Question: Why did my Cell Ranger job fail in stage code with exit status 255?
Answer: The above message with an exit code 255 is usually due to user limits (ulimits) not set appropriately for the system.
ERROR; return code from pthread_create() is 11
Error detail: Resource temporarily unavailable
Job failed in stage code
exit status 255
You can use the sitecheck file to assess if there is a need to change the ulimits. Since cellranger
spans multiple processes per core, there are times when the job can exceed those limits. Hence the recommendation is to have the ulimit -n set to 16000. However, the max user processes is the system limit that varies for different users. In some systems it defaults to 1024 or 4096.

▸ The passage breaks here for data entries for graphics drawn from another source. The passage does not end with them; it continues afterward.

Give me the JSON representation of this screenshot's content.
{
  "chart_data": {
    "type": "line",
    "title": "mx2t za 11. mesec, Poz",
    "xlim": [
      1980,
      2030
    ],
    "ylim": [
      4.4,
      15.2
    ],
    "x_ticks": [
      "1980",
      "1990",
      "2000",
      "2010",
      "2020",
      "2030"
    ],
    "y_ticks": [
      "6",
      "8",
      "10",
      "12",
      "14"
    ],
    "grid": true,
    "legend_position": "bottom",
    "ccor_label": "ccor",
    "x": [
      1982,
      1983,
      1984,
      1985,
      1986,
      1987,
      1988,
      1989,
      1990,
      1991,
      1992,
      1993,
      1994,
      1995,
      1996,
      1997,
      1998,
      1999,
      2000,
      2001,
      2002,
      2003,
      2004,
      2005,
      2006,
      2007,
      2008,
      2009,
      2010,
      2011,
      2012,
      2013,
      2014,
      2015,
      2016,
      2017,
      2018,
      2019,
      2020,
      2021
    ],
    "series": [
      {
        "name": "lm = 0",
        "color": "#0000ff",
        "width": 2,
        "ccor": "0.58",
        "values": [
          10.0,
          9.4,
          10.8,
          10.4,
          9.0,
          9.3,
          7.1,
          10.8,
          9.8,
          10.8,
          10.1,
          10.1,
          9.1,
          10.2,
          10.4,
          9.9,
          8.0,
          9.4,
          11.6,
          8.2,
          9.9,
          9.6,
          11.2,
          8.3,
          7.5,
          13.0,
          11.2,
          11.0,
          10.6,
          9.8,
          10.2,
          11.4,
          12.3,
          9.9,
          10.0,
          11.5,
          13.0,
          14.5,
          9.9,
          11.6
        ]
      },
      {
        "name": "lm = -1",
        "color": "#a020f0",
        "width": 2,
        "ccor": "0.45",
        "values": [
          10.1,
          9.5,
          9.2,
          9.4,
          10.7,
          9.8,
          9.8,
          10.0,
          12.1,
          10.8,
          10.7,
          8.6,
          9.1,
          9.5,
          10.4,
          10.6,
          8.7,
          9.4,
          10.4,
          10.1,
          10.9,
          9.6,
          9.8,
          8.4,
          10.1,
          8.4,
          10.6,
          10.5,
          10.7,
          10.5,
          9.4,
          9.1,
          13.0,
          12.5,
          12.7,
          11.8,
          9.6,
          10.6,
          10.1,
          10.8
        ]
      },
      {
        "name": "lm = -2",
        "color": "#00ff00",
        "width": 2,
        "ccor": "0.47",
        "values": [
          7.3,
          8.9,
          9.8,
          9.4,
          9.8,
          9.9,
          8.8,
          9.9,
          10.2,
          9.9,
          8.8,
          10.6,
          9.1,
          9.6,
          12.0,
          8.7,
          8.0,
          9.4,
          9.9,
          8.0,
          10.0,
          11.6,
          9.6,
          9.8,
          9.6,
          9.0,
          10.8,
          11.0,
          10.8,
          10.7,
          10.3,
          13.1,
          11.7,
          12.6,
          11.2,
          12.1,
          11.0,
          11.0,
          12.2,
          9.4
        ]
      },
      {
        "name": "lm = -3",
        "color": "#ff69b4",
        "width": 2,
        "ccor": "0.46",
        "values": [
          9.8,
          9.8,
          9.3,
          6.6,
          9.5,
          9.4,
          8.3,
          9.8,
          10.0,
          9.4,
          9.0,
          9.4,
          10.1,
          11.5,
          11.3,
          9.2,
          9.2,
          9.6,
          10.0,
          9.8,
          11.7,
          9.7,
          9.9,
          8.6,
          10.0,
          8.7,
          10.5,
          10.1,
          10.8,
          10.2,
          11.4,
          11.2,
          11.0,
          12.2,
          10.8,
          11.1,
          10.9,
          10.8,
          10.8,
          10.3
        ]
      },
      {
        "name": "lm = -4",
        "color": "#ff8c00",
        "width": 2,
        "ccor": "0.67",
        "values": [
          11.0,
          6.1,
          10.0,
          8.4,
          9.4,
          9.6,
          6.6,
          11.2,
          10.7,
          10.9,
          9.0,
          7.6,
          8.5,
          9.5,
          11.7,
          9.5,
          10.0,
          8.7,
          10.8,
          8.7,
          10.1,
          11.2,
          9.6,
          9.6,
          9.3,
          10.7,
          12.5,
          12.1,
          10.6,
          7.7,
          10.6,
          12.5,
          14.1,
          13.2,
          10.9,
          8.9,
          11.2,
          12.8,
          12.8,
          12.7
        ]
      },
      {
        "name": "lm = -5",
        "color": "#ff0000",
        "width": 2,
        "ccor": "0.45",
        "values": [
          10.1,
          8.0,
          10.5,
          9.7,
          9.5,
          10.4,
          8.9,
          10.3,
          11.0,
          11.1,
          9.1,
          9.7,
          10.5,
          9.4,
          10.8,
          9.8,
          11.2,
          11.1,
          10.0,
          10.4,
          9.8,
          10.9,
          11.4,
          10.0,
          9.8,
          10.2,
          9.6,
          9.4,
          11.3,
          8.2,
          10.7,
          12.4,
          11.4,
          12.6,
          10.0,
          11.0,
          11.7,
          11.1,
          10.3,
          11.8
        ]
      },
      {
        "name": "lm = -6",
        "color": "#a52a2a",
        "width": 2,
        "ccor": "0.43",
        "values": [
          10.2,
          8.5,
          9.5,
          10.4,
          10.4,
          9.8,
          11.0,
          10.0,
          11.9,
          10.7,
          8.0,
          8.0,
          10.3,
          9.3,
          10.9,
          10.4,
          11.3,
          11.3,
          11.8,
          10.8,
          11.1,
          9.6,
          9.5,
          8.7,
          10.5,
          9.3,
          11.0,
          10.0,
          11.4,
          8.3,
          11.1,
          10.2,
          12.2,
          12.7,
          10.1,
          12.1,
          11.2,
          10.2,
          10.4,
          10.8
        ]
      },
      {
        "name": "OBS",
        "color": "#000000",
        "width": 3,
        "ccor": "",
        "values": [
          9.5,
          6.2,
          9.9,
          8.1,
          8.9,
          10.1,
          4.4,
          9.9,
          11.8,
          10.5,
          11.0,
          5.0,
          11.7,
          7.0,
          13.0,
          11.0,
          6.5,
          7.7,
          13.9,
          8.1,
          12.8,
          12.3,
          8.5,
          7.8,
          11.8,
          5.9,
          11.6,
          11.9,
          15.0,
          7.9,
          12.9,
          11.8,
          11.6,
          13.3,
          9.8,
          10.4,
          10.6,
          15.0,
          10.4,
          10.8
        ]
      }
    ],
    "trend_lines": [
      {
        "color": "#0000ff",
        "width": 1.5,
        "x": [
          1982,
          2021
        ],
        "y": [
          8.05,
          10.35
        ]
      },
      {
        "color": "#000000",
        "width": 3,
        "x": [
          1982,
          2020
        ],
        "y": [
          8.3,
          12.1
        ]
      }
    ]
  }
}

Inspect the sitecheck file and verify the max open files and max user processes ulimits. For example,
=====================================================================
User Limits
bash -c 'ulimit -a'
---------------------------------------------------------------------
open files (-n) 4096
max user processes (-u) 1024
=====================================================================
If a limit of 1024 is set by a user but the job exceeds 1024 processes, then the system will usually kill such jobs. Thus if the max user process is set to 1024, then --localcores=16
can usually be used safely. So either you can throttle the resources by making use of --localcores
and --localmem
options or set the ulimits appropriately for Cell Ranger as recommended here under the guidance of your admin.